After that came a short string of men's biracial memoirs (three over a period of over about ten years), followed by a similarly short string of biracial fiction that just happened to make its way into my grad school studies. The fiction I came across almost by happenstance, and mostly included antebellum novels written by white authors, thrown into syllabi dealing with Victorianism and Romanticism. I saw myself, but I saw myself through their lens, not through my own. I was a trope, I stood for something, but I was not a human being with a character arc or the ability to simply exist on the page. And, while this isn't true of all antebellum literature of the time, I was always male.

Then came Danzy Senna's Caucasia. Just having finished it about ten minutes ago, I have a similar feeling to the one I felt after completing my novel. A sense of finally seeing myself written down, my story finally told. Only, in this instance, I had the luxury of reading about myself through someone who shared my own experiences but was not in fact me. What does this mean to the biracial academic? It means that her personhood, her existence, is no longer silent in mainstream literature. Finally she is not just an antebellum figure to stand in for the injustices of slavery, and no longer is she a figure that is just as racialized as the institution the abolitionists sought to destroy. She is not just the protagonist of a memoir who has no place in fiction. Finally she is a heroine in a novel that tells her story -- one where the Pakistani mistakes her for a fellow countryman, one where her father hides behind his theories on race and wishes his daughter were blacker, one where she must constantly change her form in order to survive, where her skin at once makes her stand out from those around her and blend into any definition of the Other.

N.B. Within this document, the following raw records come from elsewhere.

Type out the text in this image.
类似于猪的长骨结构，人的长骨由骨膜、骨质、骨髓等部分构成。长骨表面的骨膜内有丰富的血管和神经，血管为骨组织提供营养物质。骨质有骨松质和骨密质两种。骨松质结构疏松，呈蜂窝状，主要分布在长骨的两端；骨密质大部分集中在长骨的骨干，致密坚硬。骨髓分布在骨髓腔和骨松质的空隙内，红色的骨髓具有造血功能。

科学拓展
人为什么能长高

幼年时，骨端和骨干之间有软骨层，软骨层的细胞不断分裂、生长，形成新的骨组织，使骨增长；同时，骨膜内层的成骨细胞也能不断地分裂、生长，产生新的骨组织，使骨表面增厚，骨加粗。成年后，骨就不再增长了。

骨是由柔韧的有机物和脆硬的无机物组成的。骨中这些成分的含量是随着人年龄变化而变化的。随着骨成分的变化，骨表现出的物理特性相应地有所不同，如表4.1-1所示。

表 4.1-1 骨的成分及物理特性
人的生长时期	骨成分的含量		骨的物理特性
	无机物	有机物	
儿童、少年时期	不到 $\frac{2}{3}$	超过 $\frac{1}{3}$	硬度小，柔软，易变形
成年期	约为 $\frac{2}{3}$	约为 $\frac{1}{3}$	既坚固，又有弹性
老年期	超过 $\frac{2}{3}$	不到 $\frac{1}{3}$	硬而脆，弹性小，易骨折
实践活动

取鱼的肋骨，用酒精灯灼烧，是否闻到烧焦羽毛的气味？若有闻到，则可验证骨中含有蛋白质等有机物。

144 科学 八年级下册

This can be seen as a tale of the tragic mulatto, yes. But it is also a tale of resilience, wisdom, and insight. It is not a tragedy, and it is not a blind celebration. Rather it is a fashioning of the mulatta protagonist into the role of all protagonists -- one who sees her world and herself and struggles to come to terms with both. It is a tale of self-discovery, growth, and character development -- present in most fiction, but absent in most biracial fiction of the past. In the literary sense, it is finally granted the agency to be a tale of everyone, everywhere, for we all struggle to find our place in the world, and we all have obstacles we must overcome.

The next step will be to have a work of fiction where the biracial protagonist is able to have a plot that is not about being biracial. This will only happen when the society in which she lives ceases to define its citizens in black and white terms. Until that day, Birdie and Cole Lee of Caucasia, and Shannon Luders-Manuel of Haight-Ashbury, will work to break the black/white binary and will assert themselves outside the box, embracing their differences yet longing to not be defined by them. In time, Birdie, Cole and Shannon will simply exist, and that will be a beautiful thing.